Puis, soudain, le visage du père François devenait plus grave, plus soucieux. Il parlait alors de la modernisation, de l'arrachage des vignes, du remembrement, du désintérêt des propriétaires qui abandonnent petit à petit leurs loges préférant les abattre pour gagner quelques mètres carrés de culture. Les toitures s'effondrent, lierre, ronces et orties les envahissent. On n'y dort plus, il n'y a plus de cheval. 

Celle du père François a toujours ses deux rosiers à l'entrée et le pêcher de vigne qui pousse à l'abri du pignon. Lui seul avait compris avant tous les autres l'intérêt de métamorphoser sa loge en lieu de dégustation, de support à la commercialisation de ses vins et à la promotion de son terroir. Réussissant du même coup une mise en scène théâtrale dans laquelle son « petit château » tenait le premier rôle.

 

Le jour de ses 90 ans, toute la famille, enfants et petits enfants, s'était réunie pour un pique-nique autour de la loge. On y avait bu de vieux millésimes, manger des rillons et des tartes aux prunes. Il avait pris la parole et dans son langage simple, clair et imagé il avait parlé de sa vigne et de sa loge, construction d'une activité agricole d'une autre époque.

Il leur avait posé la question. Il voulait savoir ce qu'ils feraient quand il aurait disparu ? Toute sa vie, il avait œuvré pour transmettre sa science. Il leur donnait tout ça, il l'avait fait pour eux, pour son terroir. C'était son rôle, alors c'était normal de savoir.

Tous lui assurèrent de préserver son œuvre pour que cette page d'histoire et de civilisation ne se referme pas. Ils étaient fiers de son œuvre et voulaient garder ce bout d'héritage à l'intérêt populaire indéniable en préservant les souvenirs qui s'y rattachent.

 

Un dimanche matin, on a retrouvé le père François assis devant la cheminée de sa loge. Il avait allumé un feu avec quelques ceps, et tenait un verre à la main.

 

La loge n'a pas été abandonnée. Grâce à elle, l'image du vignoble se ressource dans son passé. Elle fait désormais partie d'un circuit de découverte du petit patrimoine rural. On y organise des dégustations, des soirées de contes...Petite sentinelle qui continue à veiller sur nos campagnes en nous susurrant à l'oreille qu'il n'y a pas d'avenir en faisant table rase du passé.

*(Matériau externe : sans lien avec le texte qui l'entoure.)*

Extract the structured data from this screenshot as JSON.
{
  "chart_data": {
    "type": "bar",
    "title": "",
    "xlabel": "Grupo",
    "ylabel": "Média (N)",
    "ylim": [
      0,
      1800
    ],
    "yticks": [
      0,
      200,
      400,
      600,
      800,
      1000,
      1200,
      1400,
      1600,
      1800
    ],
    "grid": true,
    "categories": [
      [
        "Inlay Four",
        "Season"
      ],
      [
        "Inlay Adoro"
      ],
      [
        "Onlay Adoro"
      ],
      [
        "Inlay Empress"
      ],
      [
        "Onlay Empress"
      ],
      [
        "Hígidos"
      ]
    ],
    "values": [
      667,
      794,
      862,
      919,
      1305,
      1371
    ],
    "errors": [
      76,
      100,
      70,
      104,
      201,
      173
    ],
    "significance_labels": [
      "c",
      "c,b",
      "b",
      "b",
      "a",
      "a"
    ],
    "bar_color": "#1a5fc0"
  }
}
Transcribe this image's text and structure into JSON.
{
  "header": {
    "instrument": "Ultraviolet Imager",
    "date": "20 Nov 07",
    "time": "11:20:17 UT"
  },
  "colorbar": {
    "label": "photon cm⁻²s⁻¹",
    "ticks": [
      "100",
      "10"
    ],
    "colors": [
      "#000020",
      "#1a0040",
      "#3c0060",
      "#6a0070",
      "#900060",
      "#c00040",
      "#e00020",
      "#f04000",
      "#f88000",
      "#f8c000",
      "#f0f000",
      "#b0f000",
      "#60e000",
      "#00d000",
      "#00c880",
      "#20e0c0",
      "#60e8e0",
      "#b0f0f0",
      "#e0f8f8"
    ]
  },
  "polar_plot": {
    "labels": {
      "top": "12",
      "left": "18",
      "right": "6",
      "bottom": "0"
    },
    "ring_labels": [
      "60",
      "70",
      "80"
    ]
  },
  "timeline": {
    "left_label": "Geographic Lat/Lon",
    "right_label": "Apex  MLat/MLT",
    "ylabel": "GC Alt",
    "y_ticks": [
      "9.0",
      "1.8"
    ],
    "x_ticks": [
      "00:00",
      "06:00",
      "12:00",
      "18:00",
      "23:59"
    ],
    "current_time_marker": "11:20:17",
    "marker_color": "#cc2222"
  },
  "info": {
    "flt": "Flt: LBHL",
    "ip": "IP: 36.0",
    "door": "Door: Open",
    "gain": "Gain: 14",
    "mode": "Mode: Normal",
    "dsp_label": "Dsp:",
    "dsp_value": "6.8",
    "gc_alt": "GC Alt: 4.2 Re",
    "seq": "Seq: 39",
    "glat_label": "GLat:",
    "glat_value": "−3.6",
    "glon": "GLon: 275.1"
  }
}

Ces peintures aux couleurs rose à violacée  sont "Les Vinarelles" un mot que j'ai inventé et dont j'ai déposé la marque  à l'INPI.

 Côt, Gamay, Grolleau, Oberlin et autres vins teinturiers trouvés au fond des caves ont formé ma palette des terroirs pour illustrer ce superbe patrimoine viticole. De rose pâle à violacé chaque cépage a son caractère, millésimes et terroirs créent la richesse. Ensuite patience et passion font le reste.

Les deux illustrations en couleur sont des aquarelles classiques. Il n'y a pas de vin dans la composition.